Aujourd’hui, la question qui taraude tous les centres de décision politiques et économiques franco-marocains est la suivante: qu’est-ce qui empêche Paris de reconnaître officiellement la souveraineté du Maroc sur le Sahara?
Cette interrogation est d’autant plus pertinente que bien avant la reconnaissance américaine de cette souveraineté, la diplomatie française était parmi les plus actives sur le plan international à défendre le plan d’autonomie proposé par le Maroc. Elle occupait même un poste d’avant-garde dans la défense des intérêts du Royaume, reflétant ainsi l’esprit d’un partenariat stratégique qui a résisté à de nombreuses bourrasques et vaincu de nombreuses crises.

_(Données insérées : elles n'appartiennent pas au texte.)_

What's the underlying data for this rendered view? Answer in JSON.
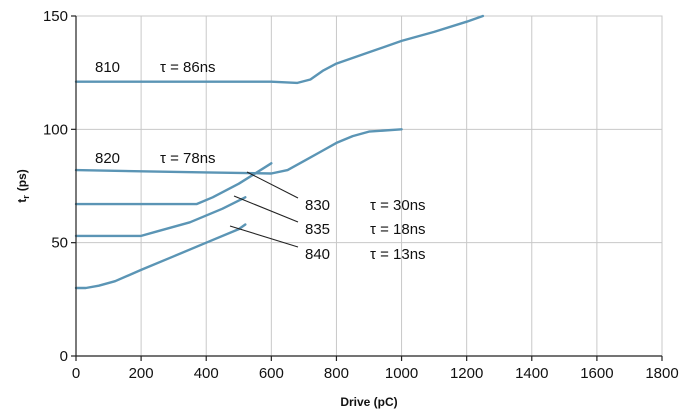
{
  "chart_data": {
    "type": "line",
    "title": "",
    "xlabel": "Drive (pC)",
    "ylabel_main": "t",
    "ylabel_sub": "r",
    "ylabel_unit": "(ps)",
    "xlim": [
      0,
      1800
    ],
    "ylim": [
      0,
      150
    ],
    "x_ticks": [
      0,
      200,
      400,
      600,
      800,
      1000,
      1200,
      1400,
      1600,
      1800
    ],
    "y_ticks": [
      0,
      50,
      100,
      150
    ],
    "grid": true,
    "line_color": "#5b95b5",
    "series": [
      {
        "name": "810",
        "tau": "τ = 86ns",
        "points": [
          [
            0,
            121
          ],
          [
            200,
            121
          ],
          [
            400,
            121
          ],
          [
            600,
            121
          ],
          [
            680,
            120.5
          ],
          [
            720,
            122
          ],
          [
            760,
            126
          ],
          [
            800,
            129
          ],
          [
            900,
            134
          ],
          [
            1000,
            139
          ],
          [
            1100,
            143
          ],
          [
            1200,
            147.5
          ],
          [
            1250,
            150
          ]
        ]
      },
      {
        "name": "820",
        "tau": "τ = 78ns",
        "points": [
          [
            0,
            82
          ],
          [
            200,
            81.5
          ],
          [
            400,
            81
          ],
          [
            600,
            80.5
          ],
          [
            650,
            82
          ],
          [
            700,
            86
          ],
          [
            750,
            90
          ],
          [
            800,
            94
          ],
          [
            850,
            97
          ],
          [
            900,
            99
          ],
          [
            1000,
            100
          ]
        ]
      },
      {
        "name": "830",
        "tau": "τ = 30ns",
        "points": [
          [
            0,
            67
          ],
          [
            200,
            67
          ],
          [
            370,
            67
          ],
          [
            420,
            70
          ],
          [
            500,
            76
          ],
          [
            600,
            85
          ]
        ]
      },
      {
        "name": "835",
        "tau": "τ = 18ns",
        "points": [
          [
            0,
            53
          ],
          [
            200,
            53
          ],
          [
            250,
            55
          ],
          [
            350,
            59
          ],
          [
            450,
            65
          ],
          [
            520,
            70
          ]
        ]
      },
      {
        "name": "840",
        "tau": "τ = 13ns",
        "points": [
          [
            0,
            30
          ],
          [
            30,
            30
          ],
          [
            70,
            31
          ],
          [
            120,
            33
          ],
          [
            200,
            38
          ],
          [
            300,
            44
          ],
          [
            400,
            50
          ],
          [
            500,
            56
          ],
          [
            520,
            58
          ]
        ]
      }
    ]
  }
}
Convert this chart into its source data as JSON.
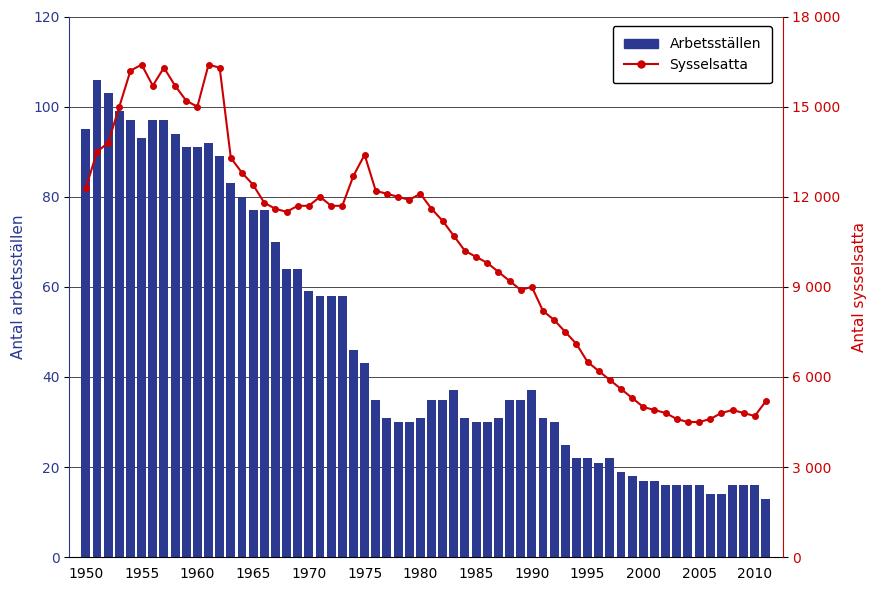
{
  "years_bars": [
    1950,
    1951,
    1952,
    1953,
    1954,
    1955,
    1956,
    1957,
    1958,
    1959,
    1960,
    1961,
    1962,
    1963,
    1964,
    1965,
    1966,
    1967,
    1968,
    1969,
    1970,
    1971,
    1972,
    1973,
    1974,
    1975,
    1976,
    1977,
    1978,
    1979,
    1980,
    1981,
    1982,
    1983,
    1984,
    1985,
    1986,
    1987,
    1988,
    1989,
    1990,
    1991,
    1992,
    1993,
    1994,
    1995,
    1996,
    1997,
    1998,
    1999,
    2000,
    2001,
    2002,
    2003,
    2004,
    2005,
    2006,
    2007,
    2008,
    2009,
    2010,
    2011
  ],
  "bar_values": [
    95,
    106,
    103,
    99,
    97,
    93,
    97,
    97,
    94,
    91,
    91,
    92,
    89,
    83,
    80,
    77,
    77,
    70,
    64,
    64,
    59,
    58,
    58,
    58,
    46,
    43,
    35,
    31,
    30,
    30,
    31,
    35,
    35,
    37,
    31,
    30,
    30,
    31,
    35,
    35,
    37,
    31,
    30,
    25,
    22,
    22,
    21,
    22,
    19,
    18,
    17,
    17,
    16,
    16,
    16,
    16,
    14,
    14,
    16,
    16,
    16,
    13
  ],
  "years_line": [
    1950,
    1951,
    1952,
    1953,
    1954,
    1955,
    1956,
    1957,
    1958,
    1959,
    1960,
    1961,
    1962,
    1963,
    1964,
    1965,
    1966,
    1967,
    1968,
    1969,
    1970,
    1971,
    1972,
    1973,
    1974,
    1975,
    1976,
    1977,
    1978,
    1979,
    1980,
    1981,
    1982,
    1983,
    1984,
    1985,
    1986,
    1987,
    1988,
    1989,
    1990,
    1991,
    1992,
    1993,
    1994,
    1995,
    1996,
    1997,
    1998,
    1999,
    2000,
    2001,
    2002,
    2003,
    2004,
    2005,
    2006,
    2007,
    2008,
    2009,
    2010,
    2011
  ],
  "line_values": [
    12300,
    13500,
    13800,
    15000,
    16200,
    16400,
    15700,
    16300,
    15700,
    15200,
    15000,
    16400,
    16300,
    13300,
    12800,
    12400,
    11800,
    11600,
    11500,
    11700,
    11700,
    12000,
    11700,
    11700,
    12700,
    13400,
    12200,
    12100,
    12000,
    11900,
    12100,
    11600,
    11200,
    10700,
    10200,
    10000,
    9800,
    9500,
    9200,
    8900,
    9000,
    8200,
    7900,
    7500,
    7100,
    6500,
    6200,
    5900,
    5600,
    5300,
    5000,
    4900,
    4800,
    4600,
    4500,
    4500,
    4600,
    4800,
    4900,
    4800,
    4700,
    5200
  ],
  "bar_color": "#2B3990",
  "line_color": "#CC0000",
  "left_ylabel": "Antal arbetsställen",
  "right_ylabel": "Antal sysselsatta",
  "left_ylim": [
    0,
    120
  ],
  "right_ylim": [
    0,
    18000
  ],
  "left_yticks": [
    0,
    20,
    40,
    60,
    80,
    100,
    120
  ],
  "right_yticks": [
    0,
    3000,
    6000,
    9000,
    12000,
    15000,
    18000
  ],
  "right_yticklabels": [
    "0",
    "3 000",
    "6 000",
    "9 000",
    "12 000",
    "15 000",
    "18 000"
  ],
  "xticks": [
    1950,
    1955,
    1960,
    1965,
    1970,
    1975,
    1980,
    1985,
    1990,
    1995,
    2000,
    2005,
    2010
  ],
  "legend_bar_label": "Arbetsställen",
  "legend_line_label": "Sysselsatta",
  "background_color": "#FFFFFF",
  "grid_color": "#000000",
  "left_label_color": "#2B3990",
  "right_label_color": "#CC0000",
  "xlim": [
    1948.5,
    2012.5
  ]
}
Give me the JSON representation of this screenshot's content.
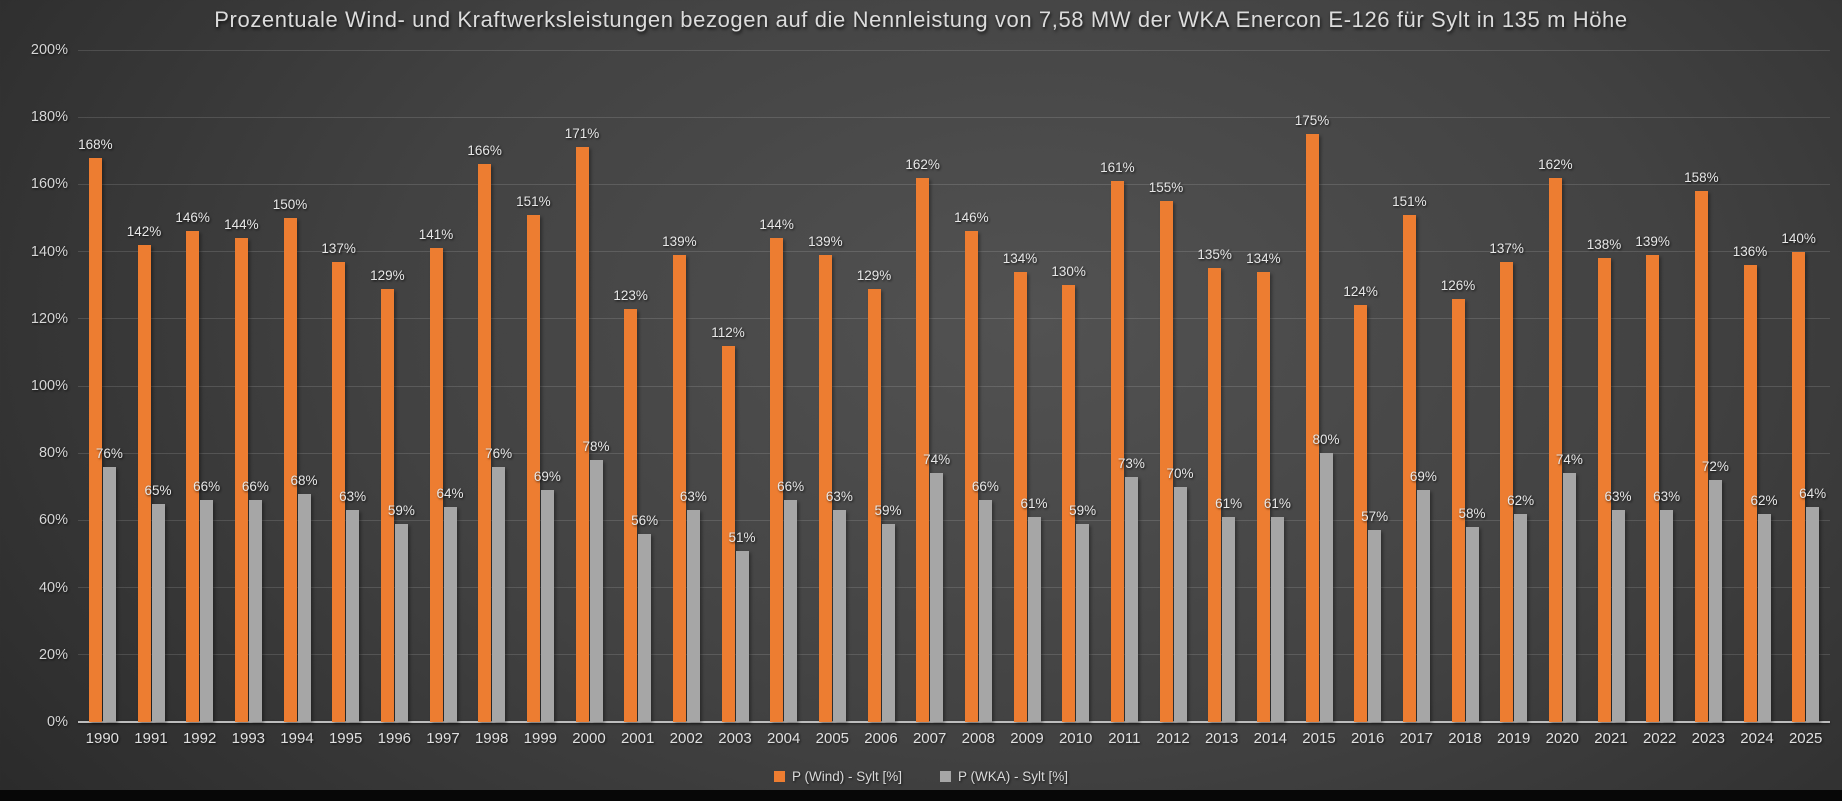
{
  "chart_data": {
    "type": "bar",
    "title": "Prozentuale Wind- und Kraftwerksleistungen bezogen auf die Nennleistung von 7,58 MW der WKA Enercon E-126 für Sylt in 135 m Höhe",
    "categories": [
      "1990",
      "1991",
      "1992",
      "1993",
      "1994",
      "1995",
      "1996",
      "1997",
      "1998",
      "1999",
      "2000",
      "2001",
      "2002",
      "2003",
      "2004",
      "2005",
      "2006",
      "2007",
      "2008",
      "2009",
      "2010",
      "2011",
      "2012",
      "2013",
      "2014",
      "2015",
      "2016",
      "2017",
      "2018",
      "2019",
      "2020",
      "2021",
      "2022",
      "2023",
      "2024",
      "2025"
    ],
    "series": [
      {
        "name": "P (Wind) - Sylt [%]",
        "key": "wind",
        "color": "#ED7D31",
        "values": [
          168,
          142,
          146,
          144,
          150,
          137,
          129,
          141,
          166,
          151,
          171,
          123,
          139,
          112,
          144,
          139,
          129,
          162,
          146,
          134,
          130,
          161,
          155,
          135,
          134,
          175,
          124,
          151,
          126,
          137,
          162,
          138,
          139,
          158,
          136,
          140
        ]
      },
      {
        "name": "P (WKA) - Sylt [%]",
        "key": "wka",
        "color": "#A6A6A6",
        "values": [
          76,
          65,
          66,
          66,
          68,
          63,
          59,
          64,
          76,
          69,
          78,
          56,
          63,
          51,
          66,
          63,
          59,
          74,
          66,
          61,
          59,
          73,
          70,
          61,
          61,
          80,
          57,
          69,
          58,
          62,
          74,
          63,
          63,
          72,
          62,
          64
        ]
      }
    ],
    "ylabel": "",
    "xlabel": "",
    "ylim": [
      0,
      200
    ],
    "y_step": 20,
    "tick_suffix": "%",
    "grid": true,
    "data_labels": true,
    "legend_position": "bottom"
  },
  "colors": {
    "wind_bar": "#ED7D31",
    "wka_bar": "#A6A6A6",
    "title_text": "#DCDCDC",
    "axis_text": "#D6D6D6",
    "background_center": "#525252",
    "background_edge": "#1E1E1E",
    "baseline": "#BDBDBD"
  }
}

La position de la France à l’égard de cette dispute territoriale paraît anachronique. Il est vrai que l’ouverture d’une antenne du parti présidentiel La République en marche dans la mythique ville de Dakhla a pu être perçue comme un geste préparatoire à une reconnaissance diplomatique totale, mais celle-ci tarde à venir, provoquant souvent incompréhension, parfois ire et amertume.
Paris avait l’occasion de lier et de conditionner sa marge de manœuvre dans cette crise à deux facteurs essentiels: le premier est de ne pas se mettre à dos l’Algérie, qui avait fait de son soutien au Polisario et de l’affaiblissement du Maroc son unique raison d’être, et le soubassement d’une guerre diplomatique permanente.
Le second est celui de favoriser une position européenne commune plutôt que de jouer les francs-tireurs. La reconnaissance individuelle par pays a toujours été présentée comme difficile à réaliser, tant le collectif européen aurait du mal à suivre et à garder une cohérence dans une possible jungle juridique.
La peur des conséquences d’une Algérie imprévisible a depuis des décennies rendu la France contrainte dans son expression. Outre la possibilité pour Alger de compliquer les plans sécuritaires français dans la lutte contre le terrorisme, aussi bien en France que dans la région du Sahel, Emmanuel Macron, depuis son arrivée à l’Élysée, s’est créé une complication supplémentaire en voulant lancer le chantier d’une réconciliation mémorielle entre la France et l’Algérie.
Cette inévitable reconnaissance française et européenne de la souveraineté du Maroc sur le Sahara devient une indispensable avancée pour lutter contre les facteurs d’instabilité et de chaos qui menacent l’ensemble de la région.
- Mustapha Tossa
Or, la grande nouveauté dans la relation entre Paris et Alger se résume à une prise de conscience qui semble se traduire par une conviction française que ce «système politico-militaire» algérien agit en pyromane et transforme son pays en État voyou, menaçant la stabilité régionale. Une profonde déception française, alors qu’Emmanuel Macron, avait proposé son soutien au président Tebboune pour une période transitoire qui aurait aidé les Algériens à dépasser les affres du cinquième mandat.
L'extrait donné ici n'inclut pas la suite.